The former director appealed the Order to the Environmental Review Tribunal (“ERT”), arguing that he should be removed from the Order because:

  • He was not an officer or director of the corporation when the Director’s Order was issued;
  • Even when he was a director, he was only a figure-head with no authority to bind the corporation on his own;
  • He has no access to the property, so no ability to comply with the requirement to construct a leachate management system; and
  • He is experiencing financial hardship and has no ability to pay for the work.

These arguments fall into two categories: (1) the Order is without jurisdiction because the former director never had the requisite “management or control” of the property, and (2) naming a former director who has no ability to carry-out the Order is “unfair”.

Management or Control

With respect to the first issue, the ERT held, at paragraph 28, that “[w]here those with formal legal control of a corporation deny their involvement, the Tribunal puts the onus on them to make a ‘convincing case’”. Essentially, the ERT accepted that corporate officers and directors are presumed to be in control, and the onus is on them to prove by convincing evidence that he or she is not. 
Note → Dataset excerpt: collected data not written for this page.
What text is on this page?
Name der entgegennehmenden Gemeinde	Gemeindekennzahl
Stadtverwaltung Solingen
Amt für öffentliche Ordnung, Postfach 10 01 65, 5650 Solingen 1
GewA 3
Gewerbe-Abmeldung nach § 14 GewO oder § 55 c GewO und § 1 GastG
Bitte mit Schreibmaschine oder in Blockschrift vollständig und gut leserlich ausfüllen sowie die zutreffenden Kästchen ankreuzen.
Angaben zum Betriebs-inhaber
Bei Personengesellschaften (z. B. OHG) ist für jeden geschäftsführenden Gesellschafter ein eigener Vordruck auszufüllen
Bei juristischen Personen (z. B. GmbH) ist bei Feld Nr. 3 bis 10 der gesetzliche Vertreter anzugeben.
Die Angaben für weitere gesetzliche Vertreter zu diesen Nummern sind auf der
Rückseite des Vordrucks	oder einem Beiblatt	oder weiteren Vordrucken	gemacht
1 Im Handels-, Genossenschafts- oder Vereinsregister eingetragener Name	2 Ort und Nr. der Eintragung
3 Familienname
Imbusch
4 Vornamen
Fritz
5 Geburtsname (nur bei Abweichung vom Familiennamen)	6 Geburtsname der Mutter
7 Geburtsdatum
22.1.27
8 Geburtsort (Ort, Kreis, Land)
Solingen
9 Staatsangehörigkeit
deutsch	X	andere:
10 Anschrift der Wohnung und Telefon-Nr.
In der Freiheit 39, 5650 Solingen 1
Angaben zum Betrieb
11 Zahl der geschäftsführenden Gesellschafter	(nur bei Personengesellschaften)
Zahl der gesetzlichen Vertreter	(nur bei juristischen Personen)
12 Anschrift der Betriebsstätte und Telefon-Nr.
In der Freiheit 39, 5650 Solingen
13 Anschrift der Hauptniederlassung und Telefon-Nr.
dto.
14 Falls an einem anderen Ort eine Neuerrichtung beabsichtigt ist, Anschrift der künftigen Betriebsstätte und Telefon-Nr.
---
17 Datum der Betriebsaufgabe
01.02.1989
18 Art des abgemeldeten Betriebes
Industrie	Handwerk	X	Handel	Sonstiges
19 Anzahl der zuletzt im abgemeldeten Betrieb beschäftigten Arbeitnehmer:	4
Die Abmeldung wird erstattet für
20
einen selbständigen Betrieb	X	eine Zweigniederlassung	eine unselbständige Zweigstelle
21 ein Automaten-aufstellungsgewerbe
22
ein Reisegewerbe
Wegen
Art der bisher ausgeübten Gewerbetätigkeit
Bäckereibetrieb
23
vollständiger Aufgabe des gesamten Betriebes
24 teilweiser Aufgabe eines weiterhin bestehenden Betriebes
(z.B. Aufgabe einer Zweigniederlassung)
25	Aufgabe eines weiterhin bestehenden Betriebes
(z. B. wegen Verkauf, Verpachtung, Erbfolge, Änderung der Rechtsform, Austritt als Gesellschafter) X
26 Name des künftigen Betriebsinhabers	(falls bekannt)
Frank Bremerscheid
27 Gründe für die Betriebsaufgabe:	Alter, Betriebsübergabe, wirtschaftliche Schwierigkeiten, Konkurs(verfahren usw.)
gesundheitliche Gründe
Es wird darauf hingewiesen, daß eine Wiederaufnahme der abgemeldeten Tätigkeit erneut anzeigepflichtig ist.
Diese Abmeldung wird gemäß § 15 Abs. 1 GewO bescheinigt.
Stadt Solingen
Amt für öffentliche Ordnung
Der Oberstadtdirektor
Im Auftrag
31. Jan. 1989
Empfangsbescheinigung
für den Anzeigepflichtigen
In this case, there was evidence that the former director had signed the Agreement of Purchase and Sale for the contaminated property; he had been the only point of contact between the Ministry of the Environment and the corporation with respect to the management of leachate for several years; and he had held himself out as the president of the corporation and the person making decisions on its behalf. The Tribunal found that there was not sufficient evidence to support his assertion that in all of these actions he had been acting at the express direction of another person. As such, he was unable to rebut the presumption that he had exercised sufficient management and control to be subject to a Section 18 Director’s Order.

Fairness

With respect to the second issue, whether it was proper to make a person subject to an Order where he has neither the ability to comply with the Order nor the money to pay for the work, the ERT reiterated that the Tribunal will only remove persons from an Order where it can be shown to advance the environmental objects of the EPA.
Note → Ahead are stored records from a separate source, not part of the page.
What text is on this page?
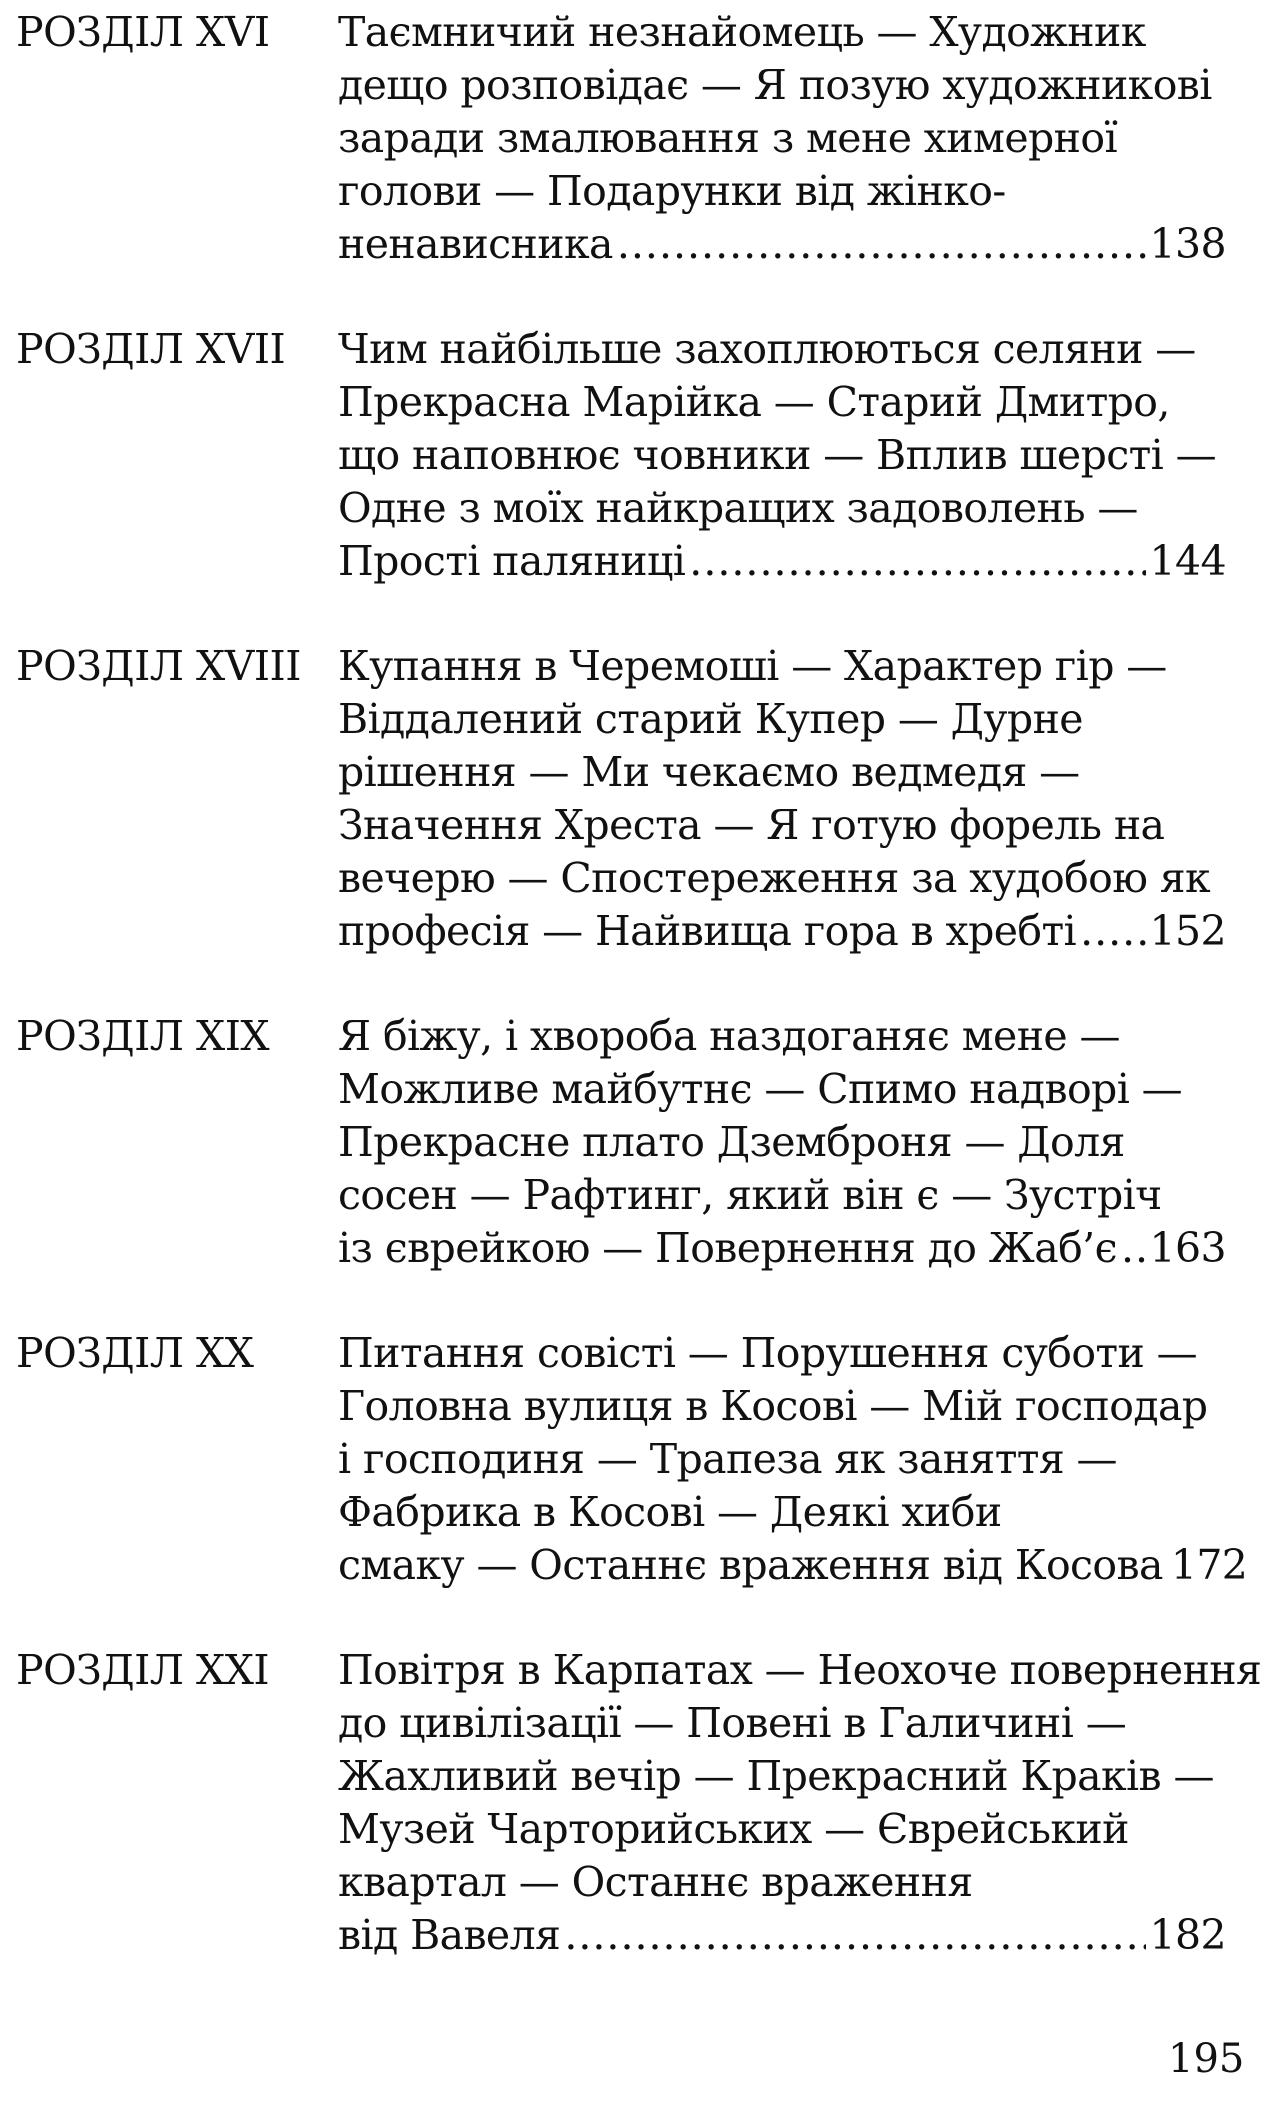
РОЗДІЛ XVI	Таємничий незнайомець — Художник
дещо розповідає — Я позую художникові
заради змалювання з мене химерної
голови — Подарунки від жінко-
ненависника .....	138
РОЗДІЛ XVII	Чим найбільше захоплюються селяни —
Прекрасна Марійка — Старий Дмитро,
що наповнює човники — Вплив шерсті —
Одне з моїх найкращих задоволень —
Прості паляниці .....	144
РОЗДІЛ XVIII Купання в Черемоші — Характер гір —
Віддалений старий Купер — Дурне
рішення — Ми чекаємо ведмедя —
Значення Хреста — Я готую форель на
вечерю — Спостереження за худобою як
професія — Найвища гора в хребті ..... 152
РОЗДІЛ XIX	Я біжу, і хвороба наздоганяє мене —
Можливе майбутнє — Спимо надворі —
Прекрасне плато Дземброня — Доля
сосен — Рафтинг, який він є — Зустріч
із єврейкою — Повернення до Жаб’є ..... 163
РОЗДІЛ XX	Питання совісті — Порушення суботи —
Головна вулиця в Косові — Мій господар
і господиня — Трапеза як заняття —
Фабрика в Косові — Деякі хиби
смаку — Останнє враження від Косова 172
РОЗДІЛ XXI	Повітря в Карпатах — Неохоче повернення
до цивілізації — Повені в Галичині —
Жахливий вечір — Прекрасний Краків —
Музей Чарторийських — Єврейський
квартал — Останнє враження
від Вавеля .....	182
195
Relying heavily on the Ministry’s “Compliance Policy” and its previous decision in Kawartha Lakes (City) v. Ontario (Director, Ministry of the Environment), [2010] O.E.R.T.D. No. 31, the Tribunal stated, at para. 40:

In regard to issuance of orders, financial hardship on the part of the responsible person should not be accepted as a reason for not issuing an order…
The named person must demonstrate, on the balance of probabilities, that the purpose of the provision authorizing the issuance of the control document and the statute will be served…
Human health and environmental protection is first and foremost.

The ERT concluded that it would not advance the purpose of the EPA to remove the former director from the Order.

Conclusion

This decision re-asserts that the ERT takes a very broad view of who may be properly named in a Section 18 Order and that considerations of fairness and equity carry very little weight. Where parties wish to be removed from an Order they must demonstrate how their removal would advance the environmental protection objectives of the EPA.